Sommes-nous donc vraiment obligés, par cette « citation » de la République dans la Lettre VII, de choisir entre les trois assertions : la lettre est apocryphe, — la République a tout entière été composée avant 388 ou très peu après 388, — notre édition de la République a été précédée d’une édition antérieure, celle-là composée avant 388 ? Pohlenz (p. 161), tout en acceptant l’authenticité de la lettre, doutait lui-même que Platon eût déjà trouvé, avant son premier voyage en Sicile, la formule exacte que nous donne Rép. 473 d. Mais il notait que la pensée est déjà, au fond, contenue dans le Gorgias. En tout cas, nous savons que l’évolution qui conduisit Platon du Gorgias à la République fut logique et continue.

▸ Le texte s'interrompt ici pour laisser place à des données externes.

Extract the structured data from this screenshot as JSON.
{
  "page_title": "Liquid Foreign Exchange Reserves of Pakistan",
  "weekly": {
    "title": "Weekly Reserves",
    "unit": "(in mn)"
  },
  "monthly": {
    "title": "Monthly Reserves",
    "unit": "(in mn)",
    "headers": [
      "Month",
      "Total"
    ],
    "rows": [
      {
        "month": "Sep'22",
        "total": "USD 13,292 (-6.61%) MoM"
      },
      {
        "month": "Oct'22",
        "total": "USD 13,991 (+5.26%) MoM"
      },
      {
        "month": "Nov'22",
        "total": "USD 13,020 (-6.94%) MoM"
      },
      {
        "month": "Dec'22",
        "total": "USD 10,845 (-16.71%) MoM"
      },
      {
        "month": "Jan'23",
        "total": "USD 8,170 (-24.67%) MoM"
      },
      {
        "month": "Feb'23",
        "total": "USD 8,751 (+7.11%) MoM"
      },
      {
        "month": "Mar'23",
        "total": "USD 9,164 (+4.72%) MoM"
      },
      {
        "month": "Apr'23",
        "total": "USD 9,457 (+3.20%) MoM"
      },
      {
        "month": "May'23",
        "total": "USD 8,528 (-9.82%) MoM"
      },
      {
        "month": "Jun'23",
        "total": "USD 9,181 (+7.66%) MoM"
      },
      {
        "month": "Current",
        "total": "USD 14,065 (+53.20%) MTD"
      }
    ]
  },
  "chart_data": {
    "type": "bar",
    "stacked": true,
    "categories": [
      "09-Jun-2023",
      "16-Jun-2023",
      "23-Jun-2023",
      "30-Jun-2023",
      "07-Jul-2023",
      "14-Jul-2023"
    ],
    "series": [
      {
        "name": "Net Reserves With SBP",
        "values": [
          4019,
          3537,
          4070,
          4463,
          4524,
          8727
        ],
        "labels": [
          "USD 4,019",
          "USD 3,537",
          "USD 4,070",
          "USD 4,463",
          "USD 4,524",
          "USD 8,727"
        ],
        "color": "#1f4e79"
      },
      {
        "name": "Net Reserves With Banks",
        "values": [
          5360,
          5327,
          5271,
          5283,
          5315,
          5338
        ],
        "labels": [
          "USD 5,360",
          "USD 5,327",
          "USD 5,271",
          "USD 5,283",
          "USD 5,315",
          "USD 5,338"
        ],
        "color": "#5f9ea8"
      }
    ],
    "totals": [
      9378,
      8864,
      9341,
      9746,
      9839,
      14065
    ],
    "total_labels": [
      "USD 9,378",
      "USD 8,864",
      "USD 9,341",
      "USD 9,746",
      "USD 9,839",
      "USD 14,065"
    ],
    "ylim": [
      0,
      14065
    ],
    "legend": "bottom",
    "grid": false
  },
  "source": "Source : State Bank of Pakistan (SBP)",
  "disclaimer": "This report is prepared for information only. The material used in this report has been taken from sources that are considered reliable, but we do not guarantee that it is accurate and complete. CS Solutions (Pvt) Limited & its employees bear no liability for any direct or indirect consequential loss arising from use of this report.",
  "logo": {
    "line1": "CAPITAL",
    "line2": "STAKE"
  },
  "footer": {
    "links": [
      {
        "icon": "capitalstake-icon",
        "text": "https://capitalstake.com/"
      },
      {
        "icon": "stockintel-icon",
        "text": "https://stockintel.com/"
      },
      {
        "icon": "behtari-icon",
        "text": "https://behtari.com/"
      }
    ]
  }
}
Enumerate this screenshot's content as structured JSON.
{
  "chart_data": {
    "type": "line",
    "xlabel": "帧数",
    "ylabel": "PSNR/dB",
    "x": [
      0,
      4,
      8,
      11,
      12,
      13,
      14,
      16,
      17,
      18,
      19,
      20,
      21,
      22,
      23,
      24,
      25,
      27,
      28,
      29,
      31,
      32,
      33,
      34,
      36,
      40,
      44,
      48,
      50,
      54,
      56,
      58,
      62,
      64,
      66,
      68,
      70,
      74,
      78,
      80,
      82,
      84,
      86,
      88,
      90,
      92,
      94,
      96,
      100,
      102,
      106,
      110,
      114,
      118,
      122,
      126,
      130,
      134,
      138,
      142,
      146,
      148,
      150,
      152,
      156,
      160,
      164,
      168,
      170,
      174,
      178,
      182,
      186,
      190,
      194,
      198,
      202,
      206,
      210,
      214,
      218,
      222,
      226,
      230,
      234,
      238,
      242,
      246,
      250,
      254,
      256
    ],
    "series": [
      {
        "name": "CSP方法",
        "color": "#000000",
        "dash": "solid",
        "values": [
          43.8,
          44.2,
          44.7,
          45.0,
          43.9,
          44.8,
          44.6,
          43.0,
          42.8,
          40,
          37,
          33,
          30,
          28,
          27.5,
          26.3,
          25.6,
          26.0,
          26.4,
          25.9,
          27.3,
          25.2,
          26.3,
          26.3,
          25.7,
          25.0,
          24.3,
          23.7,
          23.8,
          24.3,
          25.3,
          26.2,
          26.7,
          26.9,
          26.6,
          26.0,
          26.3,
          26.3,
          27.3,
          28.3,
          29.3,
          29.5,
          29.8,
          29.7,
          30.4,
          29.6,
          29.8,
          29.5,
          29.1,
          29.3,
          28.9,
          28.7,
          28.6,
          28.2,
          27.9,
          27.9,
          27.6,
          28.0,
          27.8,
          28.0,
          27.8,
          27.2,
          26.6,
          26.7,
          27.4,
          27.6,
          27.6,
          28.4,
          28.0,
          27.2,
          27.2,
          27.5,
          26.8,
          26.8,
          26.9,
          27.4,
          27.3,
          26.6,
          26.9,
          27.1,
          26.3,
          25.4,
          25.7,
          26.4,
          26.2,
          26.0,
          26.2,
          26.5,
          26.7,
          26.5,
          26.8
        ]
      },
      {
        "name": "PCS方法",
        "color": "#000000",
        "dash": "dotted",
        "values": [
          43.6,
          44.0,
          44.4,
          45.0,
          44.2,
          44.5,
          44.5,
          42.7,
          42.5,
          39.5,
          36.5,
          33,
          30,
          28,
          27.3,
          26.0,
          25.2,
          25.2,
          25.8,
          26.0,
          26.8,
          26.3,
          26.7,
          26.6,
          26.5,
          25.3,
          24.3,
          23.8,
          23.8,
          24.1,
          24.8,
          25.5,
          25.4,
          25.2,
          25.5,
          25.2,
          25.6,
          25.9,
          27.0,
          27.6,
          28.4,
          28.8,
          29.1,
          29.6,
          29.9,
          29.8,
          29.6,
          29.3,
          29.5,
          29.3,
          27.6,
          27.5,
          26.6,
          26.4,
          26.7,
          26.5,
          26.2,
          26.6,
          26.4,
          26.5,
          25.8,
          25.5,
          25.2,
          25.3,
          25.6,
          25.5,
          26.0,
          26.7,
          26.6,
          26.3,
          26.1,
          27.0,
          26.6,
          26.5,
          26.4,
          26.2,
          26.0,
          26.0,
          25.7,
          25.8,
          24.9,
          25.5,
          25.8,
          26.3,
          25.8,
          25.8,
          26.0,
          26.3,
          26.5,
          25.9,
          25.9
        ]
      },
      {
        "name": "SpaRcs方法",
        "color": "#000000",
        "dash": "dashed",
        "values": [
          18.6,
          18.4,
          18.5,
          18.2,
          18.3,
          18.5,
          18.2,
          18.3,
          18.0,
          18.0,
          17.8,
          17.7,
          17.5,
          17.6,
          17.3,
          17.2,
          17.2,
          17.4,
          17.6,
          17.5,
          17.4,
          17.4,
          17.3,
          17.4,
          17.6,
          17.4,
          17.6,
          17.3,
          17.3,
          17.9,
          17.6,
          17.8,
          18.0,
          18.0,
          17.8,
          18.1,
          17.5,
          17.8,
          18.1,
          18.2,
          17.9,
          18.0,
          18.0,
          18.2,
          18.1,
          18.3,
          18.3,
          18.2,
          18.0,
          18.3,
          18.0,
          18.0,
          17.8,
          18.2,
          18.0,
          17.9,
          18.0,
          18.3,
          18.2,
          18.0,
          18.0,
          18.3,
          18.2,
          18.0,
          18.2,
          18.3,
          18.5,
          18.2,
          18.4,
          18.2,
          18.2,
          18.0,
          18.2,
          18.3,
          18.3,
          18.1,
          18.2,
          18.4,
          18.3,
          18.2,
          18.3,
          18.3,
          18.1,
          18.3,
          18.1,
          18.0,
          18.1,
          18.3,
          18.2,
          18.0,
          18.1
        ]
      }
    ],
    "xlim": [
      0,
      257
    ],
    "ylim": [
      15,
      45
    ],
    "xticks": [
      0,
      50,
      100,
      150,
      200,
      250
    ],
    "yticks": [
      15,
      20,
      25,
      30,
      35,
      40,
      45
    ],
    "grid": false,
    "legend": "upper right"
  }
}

Or, lorsque Platon écrit la Lettre VII, vers 354, il a soixante-treize ans. Il répond aux amis de Dion qui lui demandent conseil. Il répond aussi, sans le dire, aux critiques et aux railleries qu’ont excitées ses entreprises politiques et leur issue malheureuse. Il refait alors l’histoire de sa vie et de ses idées ; mais,

  1. La position de Taylor est la même, dans l’ensemble, que celle de Burnet (voir, de celui-ci, Platonism, Berkeley, 1928, p. 15 : il y a deux Platon, celui de la jeunesse, grand génie dramatique, qui se donna pour tâche de peindre Socrate tel qu’il était ; l’autre, qui a perdu ce pouvoir créateur, mais dirige une école, a une philosophie propre, etc. Au premier appartiennent toutes les œuvres qui précèdent la fondation de l’Académie). Les situations soit scientifiques, soit politiques que vise la République sont uniquement celles du ve siècle (Taylor, p. 289, p. 295 et suiv.).
  2. Zeller, II, i4, p. 551, n. 2 ; au contraire Pohlenz (p. 213) : « On a dû croire dans l’Académie que Platon, dès avant son voyage de Sicile, avait conçu la nécessité de l’État idéal », ceci pour conclure à une 1re éd. de Rép.